There might have been restrictions on powder back in the frontier years, like there were for whiskey, but just like with the laws covering whiskey, they would have been very hard to enforce. The best glimpses I can get about powder back in those times are in the descriptions of getting the outfits together to go on buffalo hunts.
In 1875 John Cook, author of “The Border and The Buffalo,” helped put together an outfit which was to last them three months on the buffalo range in Texas.
For reloading, they took 250 pounds of lead in bars and bundled in 25-pound sacks, 4,000 primers (Berdan style in those days), and DuPont powder. The powder was in three 25-pound cans plus one more 6-pound can, making 81 pounds. That’s a fair amount of supplies and the author mentions how that seemed to be what most of the outfits were taking for the hunts.
Another glimpse into the past comes from Frank Mayer in his book called “The Buffalo Harvest.” Mayer mentions how there were two leading brands of American made powder then, DuPont and Hazard. (Actually, there were more than that.) Mayer goes on to admit that he preferred the English-made Curtis’s & Harvey’s powder, which he would purchase from Tryon in Pennsylvania, paying 50 percent more for it than the going rate for DuPont. His report details how the Curtis’s & Harvey’s powder burn more moist, leaving a softer fouling in the barrel.
Personally, I’ve used a lot of Curtis’s & Harvey’s powder and I always liked it. For a while, in the early or mid-1970s, Curtis’s & Harvey’s powder is what kept our black powder shooting sports going. DuPont had shut down their black powder plant and it was Hodgdon who came to our rescue, so to speak, by offering re-labeled Curtis’s & Harvey’s black powder. In Canada some re-labeled Curtis’s & Harvey’s powder was also sold about the same time and that was in cans bearing the “Meteor” name.

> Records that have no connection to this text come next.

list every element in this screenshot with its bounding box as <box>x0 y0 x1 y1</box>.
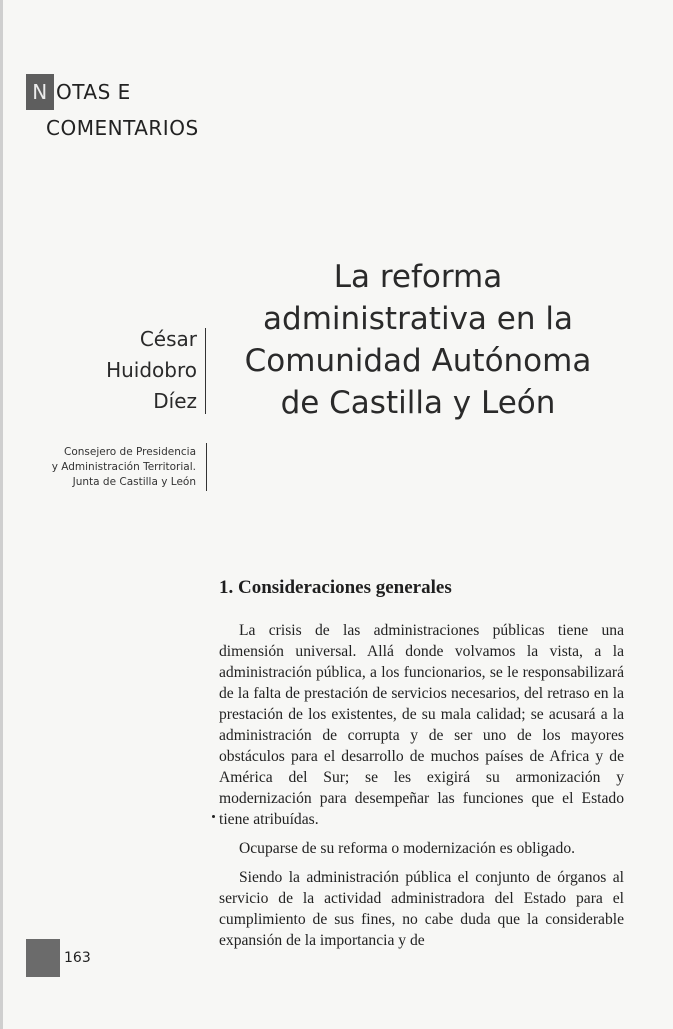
section-label-line-2 <box>26 110 199 146</box>
section-label <box>26 74 199 146</box>
folio-box <box>26 939 60 977</box>
section-label-text-2: OMENTARIOS <box>60 116 199 140</box>
paragraph: La crisis de las administraciones públicas tiene una dimensión universal. Allá donde volvamos la vista, a la administración pública, a los funcionarios, se le responsabilizará de la falta de prestación de servicios necesarios, del retraso en la prestación de los existentes, de su mala calidad; se acusará a la administración de corrupta y de ser uno de los mayores obstáculos para el desarrollo de muchos países de Africa y de América del Sur; se les exigirá su armonización y modernización para desempeñar las funciones que el Estado tiene atribuídas. <box>219 622 624 828</box>
author-line: Huidobro <box>106 358 197 382</box>
title-line: La reforma <box>333 259 503 295</box>
author-divider <box>205 328 206 414</box>
title-line: administrativa en la <box>263 301 573 337</box>
affiliation-line: Consejero de Presidencia <box>63 446 196 458</box>
title-line: de Castilla y León <box>280 385 556 421</box>
section-label-text-1: OTAS E <box>56 80 131 104</box>
section-initial-2: C <box>46 116 61 140</box>
paragraph: Siendo la administración pública el conjunto de órganos al servicio de la actividad administradora del Estado para el cumplimiento de sus fines, no cabe duda que la considerable expansión de la importancia y de <box>219 869 624 949</box>
article-title <box>213 256 623 424</box>
section-label-line-1 <box>26 74 199 110</box>
affiliation-divider <box>206 443 207 491</box>
body-text <box>219 620 624 959</box>
section-heading: 1. Consideraciones generales <box>219 577 452 598</box>
page-number: 163 <box>64 950 91 966</box>
title-line: Comunidad Autónoma <box>244 343 592 379</box>
ink-speck <box>212 815 215 818</box>
paragraph: Ocuparse de su reforma o modernización es obligado. <box>239 840 576 857</box>
author-name <box>60 324 197 417</box>
section-initial-box: N <box>26 74 54 110</box>
affiliation-line: Junta de Castilla y León <box>72 476 196 488</box>
author-line: César <box>139 327 197 351</box>
author-affiliation <box>20 445 196 490</box>
author-line: Díez <box>153 389 197 413</box>
page-edge <box>0 0 3 1029</box>
affiliation-line: y Administración Territorial. <box>51 461 196 473</box>
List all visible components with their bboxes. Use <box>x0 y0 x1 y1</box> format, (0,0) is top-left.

Of course, Curtis’s & Harvey’s had various grades of black powder. Steve Garbe, of SPG Lube fame, used some of it; also back in the ‘70s, which he didn’t like. Then later he was lucky enough to buy a fair supply of Curtis’s & Harvey’s Diamond Grain powder which was very good. I wish more of that would come my way…
Incidentally, the lower case “g,” seen often with FFg to depict the powder’s granulation size, stands for “graphited.” In the 1850s, I believe, DuPont began to offer graphite coated black powder to the military. The graphite coating was intended to keep the powder drier in high humidity areas. Powders with the graphite coating, over the years, became the standard and for quite a while shooters had their choice of using either graphited or non-graphited powders.

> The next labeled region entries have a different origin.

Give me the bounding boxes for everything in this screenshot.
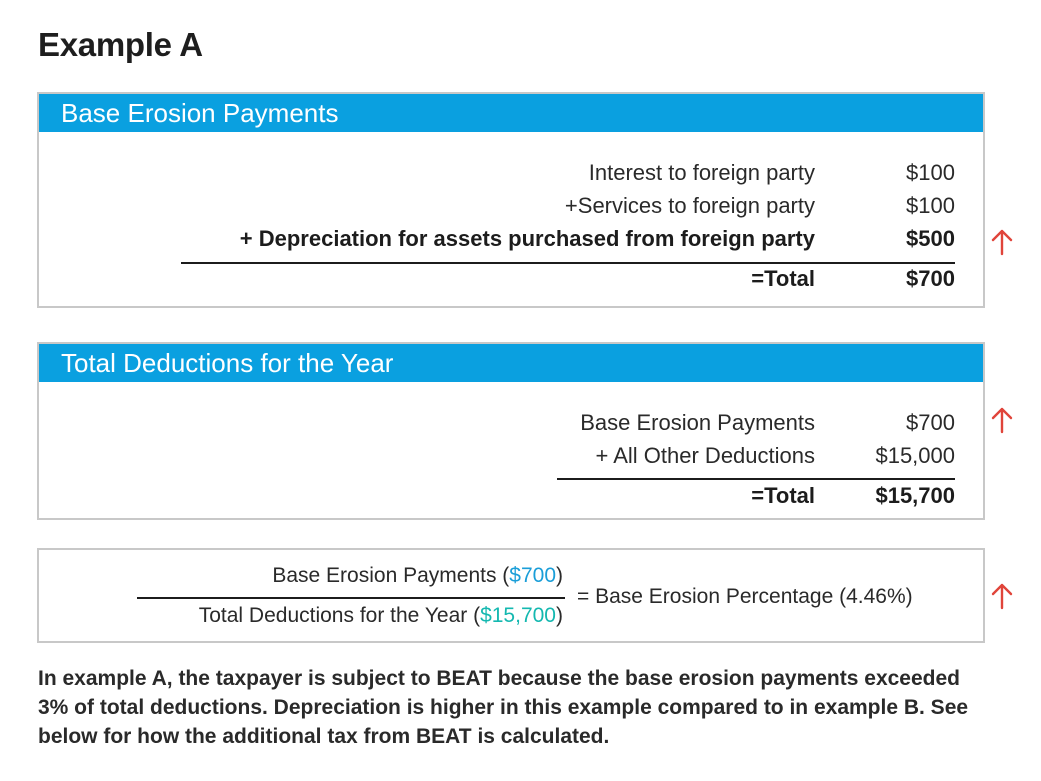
total-row (39, 266, 983, 298)
base-erosion-payments-panel (37, 92, 985, 308)
fraction-bar (137, 597, 565, 599)
total-label: =Total (751, 483, 815, 508)
denominator-value: $15,700 (480, 604, 556, 627)
arrow-up-icon (990, 406, 1014, 434)
arrow-up-icon (990, 582, 1014, 610)
total-value: $15,700 (875, 483, 955, 508)
total-label: =Total (751, 266, 815, 291)
table-row (39, 443, 983, 475)
row-value: $500 (906, 226, 955, 251)
panel-header: Total Deductions for the Year (39, 344, 983, 382)
explanation-caption: In example A, the taxpayer is subject to BEAT because the base erosion payments exceeded 3% of total deductions. Depreciation is higher in this example compared to in example B. See below for how the additional tax from BEAT is calculated. (38, 667, 969, 748)
row-value: $15,000 (875, 443, 955, 468)
table-row (39, 410, 983, 442)
table-row (39, 226, 983, 258)
fraction-result: = Base Erosion Percentage (4.46%) (577, 585, 913, 608)
divider (181, 262, 955, 264)
row-label: Interest to foreign party (588, 160, 815, 185)
fraction-numerator: Base Erosion Payments ($700) (272, 564, 563, 587)
total-deductions-panel (37, 342, 985, 520)
panel-header: Base Erosion Payments (39, 94, 983, 132)
page-title: Example A (38, 26, 203, 63)
row-value: $700 (906, 410, 955, 435)
row-value: $100 (906, 160, 955, 185)
fraction-denominator: Total Deductions for the Year ($15,700) (198, 604, 563, 627)
row-label: + All Other Deductions (595, 443, 815, 468)
divider (557, 478, 955, 480)
table-row (39, 160, 983, 192)
total-value: $700 (906, 266, 955, 291)
numerator-value: $700 (509, 564, 556, 587)
row-label: Base Erosion Payments (580, 410, 815, 435)
arrow-up-icon (990, 228, 1014, 256)
row-label: + Depreciation for assets purchased from foreign party (239, 226, 815, 251)
total-row (39, 483, 983, 515)
row-value: $100 (906, 193, 955, 218)
row-label: +Services to foreign party (564, 193, 815, 218)
table-row (39, 193, 983, 225)
base-erosion-percentage-box (37, 548, 985, 643)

Today’s Olde Eynsford black powders are not identified with the lower case “g” in their granulation indication. At first, I thought that powder was not graphited, and said so in at least one published story. But then I was corrected by a spokesperson at GOE. Olde Eynsford powder is graphited even though the small “g” is not used on their powder identification.
One of the misunderstandings about black powder is that it is not too hazardous to handle. One time an experienced shooter, who is experienced in fields other than black powder, commented to me, “You shouldn’t reload with black powder, that stuff explodes!” Well, it doesn’t explode, or it hasn’t yet for me. Black powder must be handled with common sense, certainly, just the same as all gunpowders.

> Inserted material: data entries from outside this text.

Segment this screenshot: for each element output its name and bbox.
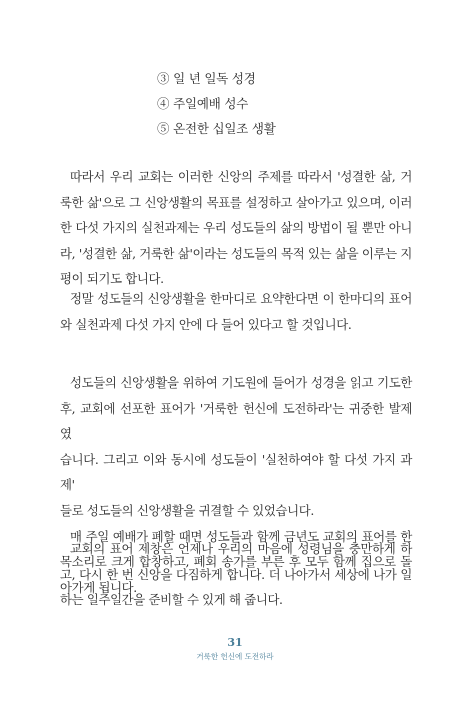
text-line: 하는 일주일간을 준비할 수 있게 해 줍니다. (60, 592, 283, 608)
text-line: 성도들의 신앙생활을 위하여 기도원에 들어가 성경을 읽고 기도한 (70, 375, 412, 390)
text-line: 아가게 됩니다. (60, 579, 137, 595)
text-line: 매 주일 예배가 폐할 때면 성도들과 함께 금년도 교회의 표어를 한 (70, 528, 412, 544)
text-line: 한 다섯 가지의 실천과제는 우리 성도들의 삶의 방법이 될 뿐만 아니 (60, 220, 412, 236)
text-line: 목소리로 크게 합창하고, 폐회 송가를 부른 후 모두 함께 집으로 돌 (60, 554, 412, 570)
text-line: 정말 성도들의 신앙생활을 한마디로 요약한다면 이 한마디의 표어 (70, 291, 412, 306)
paragraph-1 (60, 164, 412, 292)
text-line: 교회의 표어 제창은 언제나 우리의 마음에 성령님을 충만하게 하 (70, 541, 412, 556)
running-title: 거룩한 헌신에 도전하라 (196, 652, 274, 661)
list-item: ④ 주일예배 성수 (157, 96, 249, 111)
text-line: 들로 성도들의 신앙생활을 귀결할 수 있었습니다. (60, 502, 314, 518)
practice-task-list (157, 66, 417, 141)
text-line: 와 실천과제 다섯 가지 안에 다 들어 있다고 할 것입니다. (60, 316, 352, 332)
paragraph-4 (60, 536, 412, 613)
page-number: 31 (227, 636, 243, 649)
paragraph-2 (60, 286, 412, 337)
text-line: 따라서 우리 교회는 이러한 신앙의 주제를 따라서 '성결한 삶, 거 (70, 169, 412, 184)
text-line: 습니다. 그리고 이와 동시에 성도들이 '실천하여야 할 다섯 가지 과제' (60, 451, 412, 493)
text-line: 고, 다시 한 번 신앙을 다짐하게 합니다. 더 나아가서 세상에 나가 일 (60, 566, 412, 582)
text-line: 라, '성결한 삶, 거룩한 삶'이라는 성도들의 목적 있는 삶을 이루는 지 (60, 245, 412, 261)
text-line: 평이 되기도 합니다. (60, 271, 164, 287)
text-line: 후, 교회에 선포한 표어가 '거룩한 헌신에 도전하라'는 귀중한 발제였 (60, 400, 412, 442)
list-item: ⑤ 온전한 십일조 생활 (157, 121, 276, 136)
list-item: ③ 일 년 일독 성경 (157, 71, 256, 86)
text-line: 룩한 삶'으로 그 신앙생활의 목표를 설정하고 살아가고 있으며, 이러 (60, 194, 412, 210)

With this short look at black powder, I don’t know if I’ve answered any questions or simply created more. Nothing specific was really mentioned here and we’ll save more direct and specific comments for loads with individual calibers in both muzzleloading and black powder cartridge arms. In today’s world, black powder is shot for the fun of it and you will never know how much fun it is until you try it.